US role in Venezuela has been devastating

Pompeo says of the Maduro’s Venezuelan government “His regime is morally bankrupt, it’s economically incompetent and it’s profoundly corrupt.” It is astounding how often the Trump government reflects its own problems onto others. But like all of our previous administrations, we spare no effort to undermine any trend toward social equity in South American countries, as it is not favorable to our corporate elite, or their elite. Their elite opposition formed a black market following Chavez’s death, creating inflation, which was exacerbated into hyperinflation by the drop in oil prices. Then came the Trump administration directly and indirectly crippling Venezuela’s economy, choking off credit and causing food and medicine shortages and undermining peace and democracy, all the while blaming it on Maduro and socialism.

Maduro isn’t blameless, neither is the opposition, but USA’s contribution has been devastating, so Maduro is right to blame us. The United States isn’t looking for a peaceful transition or a dialogue, Maduro is, but we want a coup. Perhaps we should call for the violent overthrow of Trump, with Pelosi leading the charge. It’s about as sensible. This is a democratically elected administration we are trying to remove by coup, like the “good old days.” Socialist leaning governments oppose corporate abuse while favoring labor. The corporate controlled media understandably has a blind spot when it comes to American international corporate abuse facilitated by our government.
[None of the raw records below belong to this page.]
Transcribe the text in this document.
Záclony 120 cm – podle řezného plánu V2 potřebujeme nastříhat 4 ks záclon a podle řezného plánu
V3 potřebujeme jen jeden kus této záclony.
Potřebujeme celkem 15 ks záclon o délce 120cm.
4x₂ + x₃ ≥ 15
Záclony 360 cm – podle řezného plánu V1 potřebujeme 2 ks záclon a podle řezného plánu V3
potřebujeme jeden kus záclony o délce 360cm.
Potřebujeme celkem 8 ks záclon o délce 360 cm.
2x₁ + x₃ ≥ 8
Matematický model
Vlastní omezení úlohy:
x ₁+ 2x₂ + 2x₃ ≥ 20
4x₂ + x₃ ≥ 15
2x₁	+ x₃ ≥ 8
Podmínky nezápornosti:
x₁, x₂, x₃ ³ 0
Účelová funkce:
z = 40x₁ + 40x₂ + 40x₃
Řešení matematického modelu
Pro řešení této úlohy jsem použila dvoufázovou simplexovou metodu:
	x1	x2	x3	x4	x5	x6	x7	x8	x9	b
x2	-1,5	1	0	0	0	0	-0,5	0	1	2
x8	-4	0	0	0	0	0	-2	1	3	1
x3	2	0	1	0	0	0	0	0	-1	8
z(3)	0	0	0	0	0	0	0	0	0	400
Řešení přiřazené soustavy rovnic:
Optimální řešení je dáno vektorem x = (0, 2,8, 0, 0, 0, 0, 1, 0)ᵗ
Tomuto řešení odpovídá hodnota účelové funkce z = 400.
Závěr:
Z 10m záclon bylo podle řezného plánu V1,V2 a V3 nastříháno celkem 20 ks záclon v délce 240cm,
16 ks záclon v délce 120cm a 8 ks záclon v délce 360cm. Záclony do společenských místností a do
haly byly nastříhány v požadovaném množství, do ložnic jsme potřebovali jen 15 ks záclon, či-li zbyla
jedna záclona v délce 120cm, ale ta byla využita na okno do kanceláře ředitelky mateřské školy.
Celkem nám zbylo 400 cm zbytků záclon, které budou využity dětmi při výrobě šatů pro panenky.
The US elite, and elite of other nations denigrates and destroys what they fear, again.

Doug Keith, State College

Invoking emergency powers act would be dangerous maneuver

Mr. Trump is threatening to invoke the emergency powers act, and while he may technically have the authority to do so, it is clearly a violation of the spirit of that law. The emergency powers act was created to allow executive action when a threat is so dire and so immediate that there is no time for normal governmental procedures to address it. An event like 9/11 for example. It was never intended to enable a president to simply bypass the will of congress. It is an immensely dangerous maneuver since it negates the separation of powers, the linchpin of our democratic society. It creates a legal precedent with massive implications and opens the door to extraordinary abuse of power. Previous executives have all recognized that fact and exercised appropriate restraint. Every president in history has been stymied by a congress unwilling to adopt his point of view on some issue — that is NOT an emergency. It is, in fact, the very epitome of our form of government. A president is required to persuade his opponents, not circumvent their authority. I am hopeful that Mr. Trump will respect the foundations of the nation he leads.